There were completely different gender roles surrounding women of the Tudor period. Elizabeth I was subject to pressing expectations from the outset of her reign, as the people of England felt a profound unease at being subjected to the rule of a woman, particularly after the turbulent rule of her sister, Mary I. However, Elizabeth managed to use the expectations of women to her advantage throughout her reign. On one hand, Elizabeth colluded with blatant misogyny by consistently referring to herself as a weak, feeble woman. On the other hand, however, she used more masculine terms, such as referring to herself as a ‘Prince’, to appear more powerful and assertive. By pretending to regret that she had been born a woman, Elizabeth was able to manipulate her male courtiers and establish her authority in what was essentially a man’s world. Elizabeth used stereotypes in this way to further assert control in her court and in international politics. She gained the famous label the ‘Virgin Queen’, but also as a flirtatious woman throughout court. The Tudors expected a wife to submit to her husband, but Elizabeth had no intention of being governed by a man. Elizabeth attempted to maintain a good relationship with those who had proposed marriage through her flirtatious nature to ensure good relations remained in court and therefore with other countries. However, Elizabeth could not entirely escape the misogynistic attitudes faced by Tudor women, as there was much gossip surrounding her relationships at court. For example, rumours regarding an allegedly ‘explicit’ relationship with her favourite courtier, Robert Dudley, could have proved dangerous for Elizabeth. If gossip that Elizabeth had not remained a virgin had spread to international court, it would have not only negatively impacted her relations with those who had previously made marriage proposals, but may have also impacted her position as monarch, as rumours also spread that the sudden death of Dudley’s wife in 1560 was orchestrated by Elizabeth.

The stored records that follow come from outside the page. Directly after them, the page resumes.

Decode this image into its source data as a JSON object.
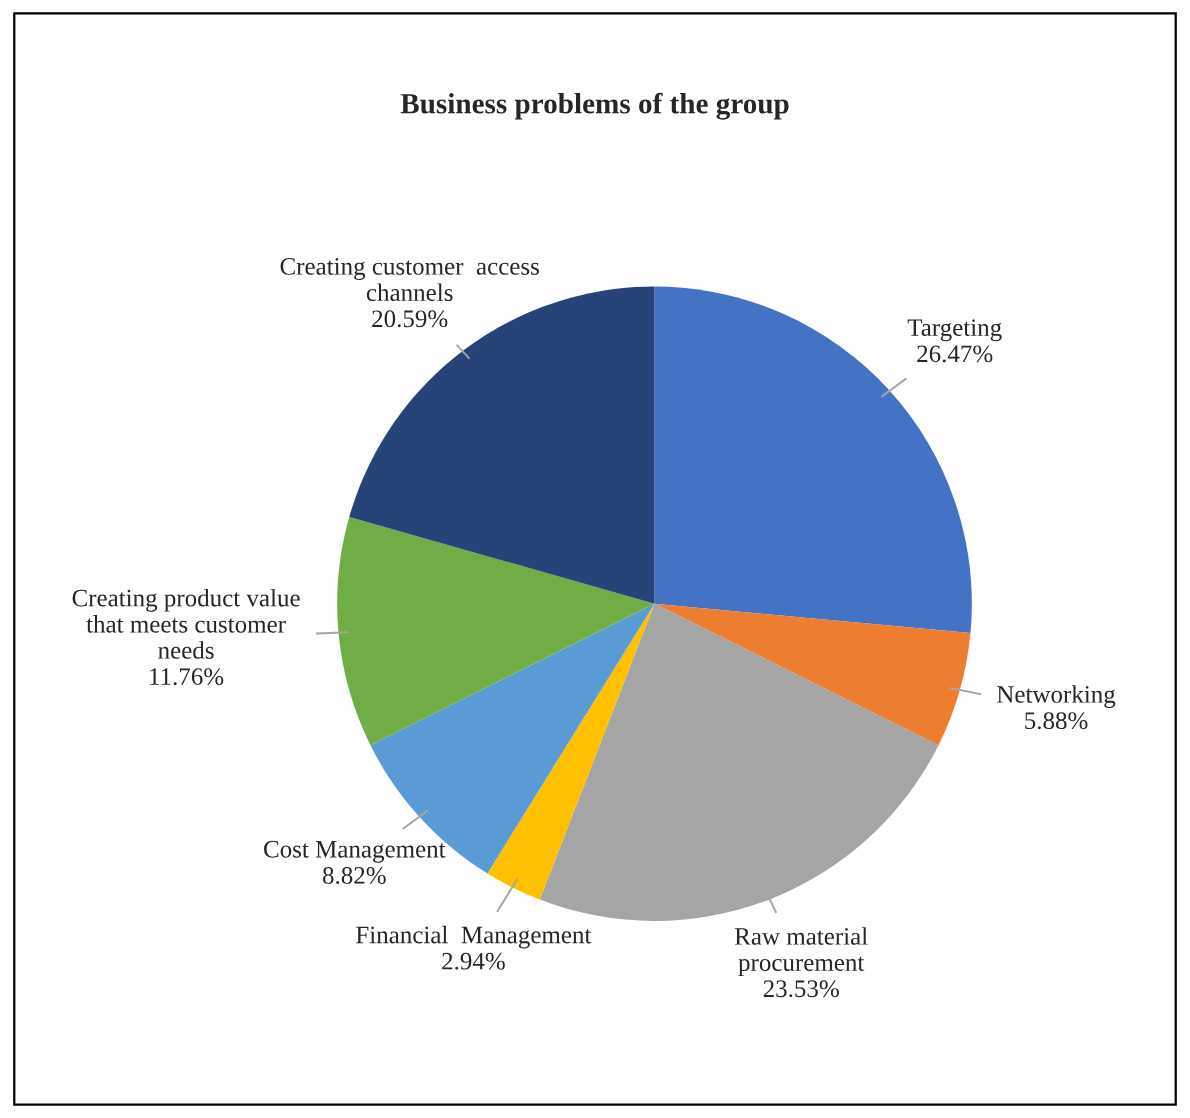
{
  "chart_data": {
    "type": "pie",
    "title": "Business problems of the group",
    "categories": [
      "Targeting",
      "Networking",
      "Raw material\nprocurement",
      "Financial  Management",
      "Cost Management",
      "Creating product value\nthat meets customer\nneeds",
      "Creating customer  access\nchannels"
    ],
    "values": [
      26.47,
      5.88,
      23.53,
      2.94,
      8.82,
      11.76,
      20.59
    ],
    "value_labels": [
      "26.47%",
      "5.88%",
      "23.53%",
      "2.94%",
      "8.82%",
      "11.76%",
      "20.59%"
    ],
    "colors": [
      "#4472c4",
      "#ed7d31",
      "#a5a5a5",
      "#ffc000",
      "#5b9bd5",
      "#70ad47",
      "#264478"
    ],
    "legend": false
  }
}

Henry was front and foremost a man so it was easier for him to control those around him to comply with what he required to keep his masculinity in check, whether that be taking part in sporting activities, or finding a new wife. Elizabeth, however, needed to take more care with how she treated the court. It was more important for her to create a strong relationship with the court by playing up a role as a ‘feeble’ women so that she could maintain stability as monarch.